Ora, non è che questo design sia strettamente più africano del precedente perché guarda al di dentro anziché al di fuori, e neanche ci si può arrogare il diritto – dopo decenni che in Europa disegniamo sedie e librerie – di dire che non c’è più spazio per partecipare a chi sale sulla giostra del design di prodotto, o sconsigliare di intraprendere certe strade visto che l’esperienza insegna che le aziende scarseggiano e le altre forme di visibilità e guadagno sono sature ed esclusive (e per lo più già occupate qui) e infine va superata certamente l’idea che solo perché noi lo facciamo da più tempo, siamo più bravi. Anzi, in dieci anni di andirivieni da Cape Town, si vede una città trasformata con interventi di progettazione urbanistica avveniristici e raffinati (che saltano tanto più all’occhio perché fatti magari nelle zone di degrado maggiore) e non si fa fatica a pensare che in altri dieci anni la qualità dei progetti e dei progettisti sarà supercompetitiva.
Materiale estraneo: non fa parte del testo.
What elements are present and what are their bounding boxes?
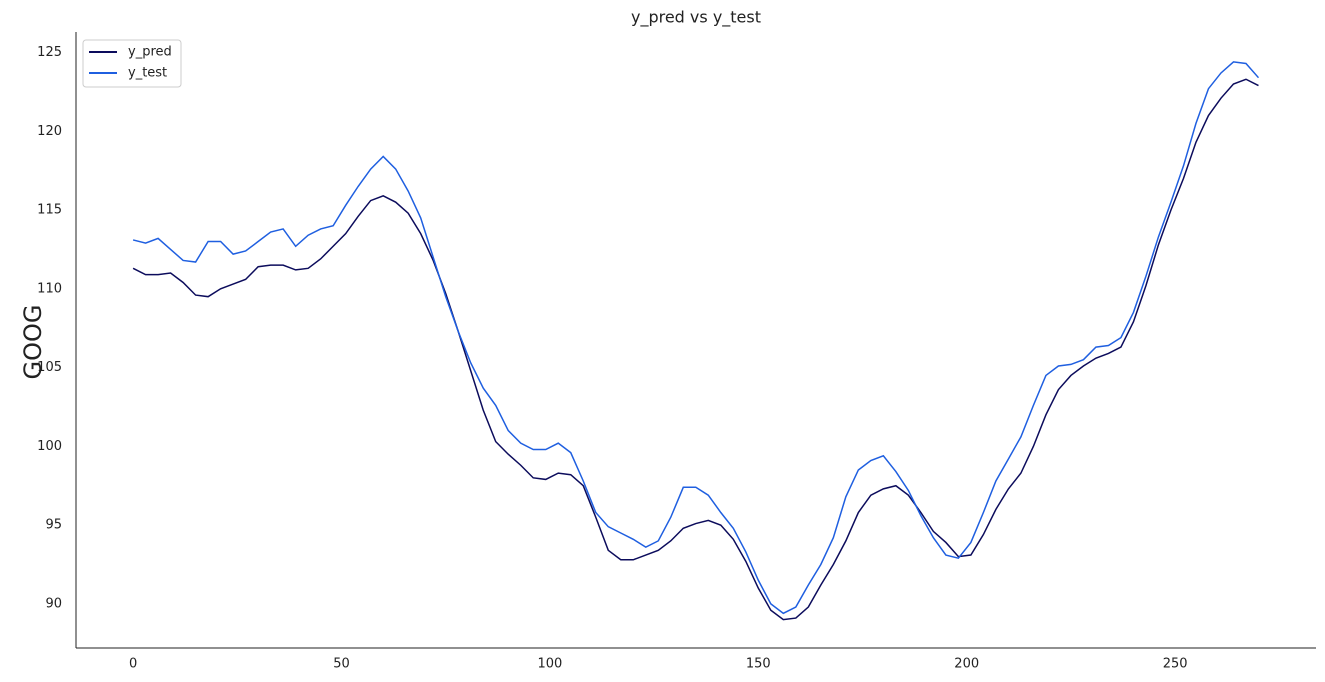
y-tick-label: 115 — [37, 203, 62, 218]
x-tick-label: 100 — [537, 657, 562, 672]
legend-label: y_test — [128, 66, 167, 81]
y-axis-label: GOOG — [19, 305, 47, 380]
y-tick-label: 110 — [37, 281, 62, 296]
x-tick-label: 250 — [1163, 657, 1188, 672]
y-tick-label: 95 — [45, 518, 62, 533]
chart-title: y_pred vs y_test — [631, 8, 761, 28]
legend-label: y_pred — [128, 45, 172, 60]
series-line — [132, 78, 1259, 621]
x-tick-label: 200 — [954, 657, 979, 672]
y-tick-label: 105 — [37, 360, 62, 375]
y-tick-label: 120 — [37, 124, 62, 139]
y-tick-label: 125 — [37, 45, 62, 60]
y-tick-label: 90 — [45, 596, 62, 611]
x-tick-label: 50 — [333, 657, 350, 672]
y-tick-label: 100 — [37, 439, 62, 454]
series-line — [132, 61, 1260, 615]
x-tick-label: 150 — [746, 657, 771, 672]
x-tick-label: 0 — [129, 657, 137, 672]
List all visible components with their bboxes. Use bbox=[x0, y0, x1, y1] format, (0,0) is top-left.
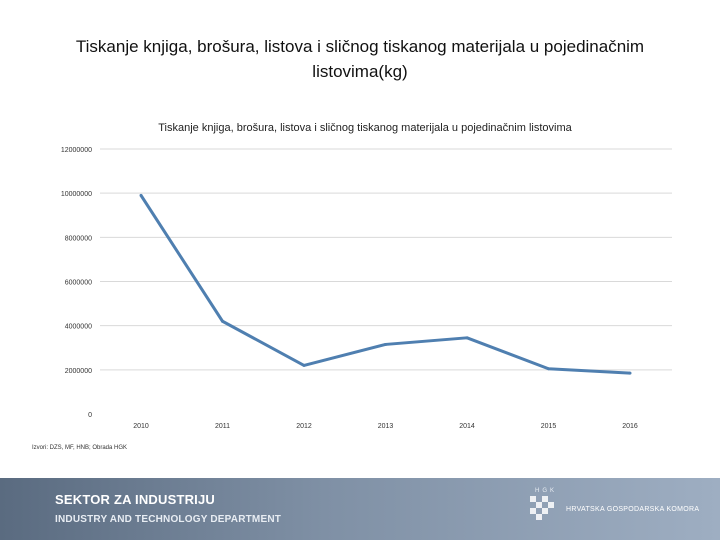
x-tick-label: 2014 bbox=[459, 423, 475, 430]
data-point bbox=[547, 367, 550, 371]
hgk-letters: HGK bbox=[535, 488, 558, 494]
y-tick-label: 2000000 bbox=[65, 368, 92, 375]
data-point bbox=[628, 371, 632, 375]
hgk-checkerboard-logo bbox=[530, 496, 554, 520]
x-tick-label: 2010 bbox=[133, 423, 149, 430]
hgk-name: HRVATSKA GOSPODARSKA KOMORA bbox=[566, 506, 700, 513]
footer-banner: SEKTOR ZA INDUSTRIJU INDUSTRY AND TECHNO… bbox=[0, 478, 720, 540]
y-tick-label: 8000000 bbox=[65, 235, 92, 242]
y-tick-label: 12000000 bbox=[61, 147, 92, 154]
line-chart: 0 2000000 4000000 6000000 8000000 10000000 120… bbox=[61, 147, 672, 430]
data-point bbox=[139, 193, 143, 197]
x-tick-label: 2015 bbox=[541, 423, 557, 430]
x-tick-label: 2013 bbox=[378, 423, 394, 430]
source-note: Izvori: DZS, MF, HNB; Obrada HGK bbox=[32, 445, 128, 451]
slide-title: Tiskanje knjiga, brošura, listova i slič… bbox=[75, 37, 645, 81]
y-tick-label: 6000000 bbox=[65, 280, 92, 287]
y-tick-label: 10000000 bbox=[61, 191, 92, 198]
data-point bbox=[221, 319, 224, 323]
y-tick-label: 0 bbox=[88, 412, 92, 419]
data-point bbox=[302, 363, 306, 367]
x-tick-label: 2011 bbox=[215, 423, 230, 430]
data-point bbox=[465, 336, 469, 340]
y-tick-label: 4000000 bbox=[65, 324, 92, 331]
department-name-english: INDUSTRY AND TECHNOLOGY DEPARTMENT bbox=[55, 514, 282, 525]
data-point bbox=[384, 342, 387, 346]
x-tick-label: 2012 bbox=[296, 423, 312, 430]
department-name: SEKTOR ZA INDUSTRIJU bbox=[55, 492, 216, 507]
series-line bbox=[139, 194, 631, 375]
chart-title: Tiskanje knjiga, brošura, listova i slič… bbox=[158, 122, 572, 134]
x-tick-label: 2016 bbox=[622, 423, 638, 430]
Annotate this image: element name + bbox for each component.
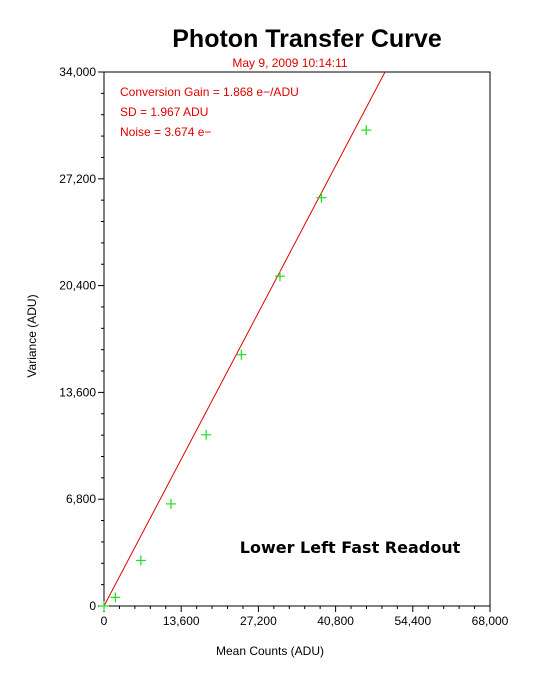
y-tick-label: 13,600	[59, 385, 96, 399]
data-point	[274, 271, 285, 282]
x-tick-label: 68,000	[472, 614, 509, 628]
data-point	[110, 592, 121, 603]
data-point	[165, 498, 176, 509]
noise-annotation: Noise = 3.674 e−	[120, 125, 211, 139]
data-point	[236, 349, 247, 360]
x-tick-label: 54,400	[394, 614, 431, 628]
x-tick-label: 40,800	[317, 614, 354, 628]
data-point	[201, 429, 212, 440]
x-axis-ticks: 0 13,600 27,200 40,800 54,400 68,000	[101, 606, 509, 628]
data-point	[316, 192, 327, 203]
sd-annotation: SD = 1.967 ADU	[120, 105, 208, 119]
y-axis-label: Variance (ADU)	[25, 294, 39, 377]
x-tick-label: 13,600	[163, 614, 200, 628]
y-tick-label: 6,800	[66, 492, 96, 506]
data-point	[361, 125, 372, 136]
readout-note: Lower Left Fast Readout	[240, 538, 461, 557]
data-points	[99, 125, 372, 611]
fit-line	[103, 71, 386, 607]
y-tick-label: 27,200	[59, 172, 96, 186]
y-tick-label: 20,400	[59, 279, 96, 293]
data-point	[135, 555, 146, 566]
chart-subtitle: May 9, 2009 10:14:11	[232, 56, 348, 70]
x-tick-label: 0	[101, 614, 108, 628]
conversion-gain-annotation: Conversion Gain = 1.868 e−/ADU	[120, 85, 299, 99]
plot-area	[103, 71, 491, 607]
x-tick-label: 27,200	[240, 614, 277, 628]
y-tick-label: 0	[89, 599, 96, 613]
y-tick-label: 34,000	[59, 65, 96, 79]
y-axis-ticks: 0 6,800 13,600 20,400 27,200 34,000	[59, 65, 104, 613]
x-axis-label: Mean Counts (ADU)	[216, 644, 324, 658]
data-point	[99, 601, 109, 611]
chart-title: Photon Transfer Curve	[172, 25, 442, 53]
Ma, per chi guarda da qui, e probabilmente a sua volta ha già fatto indigestione di una certa estetica, è in risposte come quelle offerte dalla pur ristrettissima (siamo fiduciosi che saranno più di 66 i progetti innovativi) selezione di “Africa is now” che sembra che il design africano abbia trovato la sua immagine più interessante. Soprattutto sembra risiedere qui la formula di un design più promettente. Proprio quella che da noi è stata sublimata senza forse essere stata davvero risolta a fondo, e a cui probabilmente anche in Europa dovremo a un certo punto ripensare: quella che aggancia la necessità alla bellezza, alle risorse. E alle persone.